I’m a day behind, but it’s a good day behind! An interesting allusion to life after death near the end of ch. 26:
For thus said the Lord God: When I make you a ruined city, like cities empty of inhabitants; when I bring the deep over you, and its mighty waters cover you, then I will bring you down, with those who go down to the Pit, to the people of old. I will install you in the netherworld, with those that go down to the Pit, like the ruins of old, so that you shall not be inhabited and shall not radiate splendor in the land of the living. I will make you a horror, and you shall cease to be; you shall be sought, but shall never be found again – declares the Lord God.

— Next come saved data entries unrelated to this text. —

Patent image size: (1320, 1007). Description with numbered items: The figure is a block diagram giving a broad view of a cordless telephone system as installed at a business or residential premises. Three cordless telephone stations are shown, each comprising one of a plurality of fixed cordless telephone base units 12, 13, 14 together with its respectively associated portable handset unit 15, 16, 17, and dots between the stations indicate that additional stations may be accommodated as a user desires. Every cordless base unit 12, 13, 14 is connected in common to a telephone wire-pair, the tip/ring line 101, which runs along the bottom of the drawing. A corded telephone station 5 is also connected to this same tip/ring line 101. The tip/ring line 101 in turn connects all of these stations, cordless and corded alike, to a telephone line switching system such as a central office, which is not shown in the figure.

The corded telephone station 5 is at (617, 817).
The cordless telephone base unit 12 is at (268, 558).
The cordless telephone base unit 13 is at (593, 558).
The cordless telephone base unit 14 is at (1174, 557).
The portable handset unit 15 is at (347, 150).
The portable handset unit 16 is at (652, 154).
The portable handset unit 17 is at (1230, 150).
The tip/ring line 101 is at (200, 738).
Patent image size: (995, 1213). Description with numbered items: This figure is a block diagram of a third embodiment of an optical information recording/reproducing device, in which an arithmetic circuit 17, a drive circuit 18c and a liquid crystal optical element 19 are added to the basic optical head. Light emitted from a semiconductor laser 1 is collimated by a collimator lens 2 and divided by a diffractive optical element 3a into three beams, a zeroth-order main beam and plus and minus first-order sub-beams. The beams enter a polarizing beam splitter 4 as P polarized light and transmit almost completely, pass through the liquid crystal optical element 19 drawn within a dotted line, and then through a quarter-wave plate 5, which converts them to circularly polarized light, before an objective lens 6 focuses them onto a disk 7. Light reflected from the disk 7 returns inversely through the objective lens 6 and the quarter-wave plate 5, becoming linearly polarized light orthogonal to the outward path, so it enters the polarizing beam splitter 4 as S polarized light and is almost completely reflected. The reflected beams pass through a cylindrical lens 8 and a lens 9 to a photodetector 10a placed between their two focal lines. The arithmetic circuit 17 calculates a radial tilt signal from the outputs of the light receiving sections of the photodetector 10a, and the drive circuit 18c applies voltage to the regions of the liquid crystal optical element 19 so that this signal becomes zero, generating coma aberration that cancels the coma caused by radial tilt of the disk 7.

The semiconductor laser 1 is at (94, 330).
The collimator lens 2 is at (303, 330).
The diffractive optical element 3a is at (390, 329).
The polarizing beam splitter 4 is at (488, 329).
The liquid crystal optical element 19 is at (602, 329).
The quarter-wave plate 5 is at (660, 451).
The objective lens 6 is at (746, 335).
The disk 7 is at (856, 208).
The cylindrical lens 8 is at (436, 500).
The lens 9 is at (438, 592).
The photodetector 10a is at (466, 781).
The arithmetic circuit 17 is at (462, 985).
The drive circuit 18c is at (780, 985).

So they will be installed in the netherworld, with those that go down to the Pit. A person like myself with a conception of eternal life, both for the saved and the damned, would immediately interpret that to be hell. However, the phrase “and you shall cease to be” inclines me to reinterpret the entire passage, looking at it not with my predisposition towards life beyond this world, but just to see what the prophet, and by extension God, might be saying here.
A more literal interpretation of these sentences could easily render the Pit and the netherworld as death, not hell. Death in the sense that the person no longer exists, or ceases to be. If I am brought down to the people of old (the first mention of the Pit), then I could be said to be brought down to death, just like ancient people who have died and are no longer alive (have ceased to be). And being installed in the netherworld could easily mean being lowered into a grave (the Pit).
We also must take into account that this passage refers to a city, not an individual or a group of individuals. The city will be ruined, like those empty of inhabitants, like the ruins of old, and shall not be inhabited. In what sense would anyone say that a city inherits eternal life?
I don’t believe this passage is saying anything, neither for nor against, the idea of life after death.